With this stated, Hummel sentenced Riley to 30 days in prison. She was then remanded.

Ronald James Morris, 21, of HC 60 Box 157, Reader, was present in court, alongside Attorney Patricia Kurelac, relative to an alleged probation violation.

Morris was previously convicted in Wetzel County Circuit Court for entry of of a building.

“Your honor, I’ve discussed this case with Ms. Kurelac, and we have a proposed disposition in this case,” Haught stated. “If it pleases the court, I’d like to give a little bit of a background. I believe when Morris was sentenced, our drug court was not up and running. I viewed him, because of his age and the fact he admitted his drug addiction, as a good candidate for drug court. My understanding is he was supposed to start the program.”

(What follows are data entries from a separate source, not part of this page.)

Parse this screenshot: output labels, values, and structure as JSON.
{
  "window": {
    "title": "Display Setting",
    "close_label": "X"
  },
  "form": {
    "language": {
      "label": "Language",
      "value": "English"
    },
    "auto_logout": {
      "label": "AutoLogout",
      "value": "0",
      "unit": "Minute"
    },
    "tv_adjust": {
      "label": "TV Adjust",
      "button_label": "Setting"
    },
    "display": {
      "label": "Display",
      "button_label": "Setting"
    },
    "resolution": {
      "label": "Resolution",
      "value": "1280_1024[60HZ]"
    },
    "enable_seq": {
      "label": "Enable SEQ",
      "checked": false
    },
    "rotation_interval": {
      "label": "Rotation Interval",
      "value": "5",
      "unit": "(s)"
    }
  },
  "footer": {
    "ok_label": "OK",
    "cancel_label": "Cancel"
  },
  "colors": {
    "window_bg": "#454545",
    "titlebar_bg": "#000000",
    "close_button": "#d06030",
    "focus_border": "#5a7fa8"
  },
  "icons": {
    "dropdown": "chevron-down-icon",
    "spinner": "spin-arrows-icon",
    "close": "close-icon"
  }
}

Haught continued: “He was picked up with a small amount of marijuana and scales, and I think he was driving without a license, but there is some argument that he got his license renewed . . . I set this up as a conditional plea because of his age. I agreed it would be a misdemeanor, so the offense wouldn’t follow him the rest of his life. He screwed it up, but I’m willing, if the court is willing . . . I’m willing that if he completes 60 days in jail, and he goes to drug court . . . I’ll keep my end of the bargain.”

Hummel agreed with this plan and sentenced Morris to 60 days, with credit for time served. During this time Morris will be assessed for drug court.

Morris was charged by the May 2013 grand jury with two sets of felony entry of a building other than a dwelling and misdemeanor petit larceny. Both sets alleged that on or about March 28, Morris entered the Convenient Store in Paden City and stole cash, totaling less than $1,000.

Morris admitted to the offenses on July 10, stating, “I was pretty messed up.”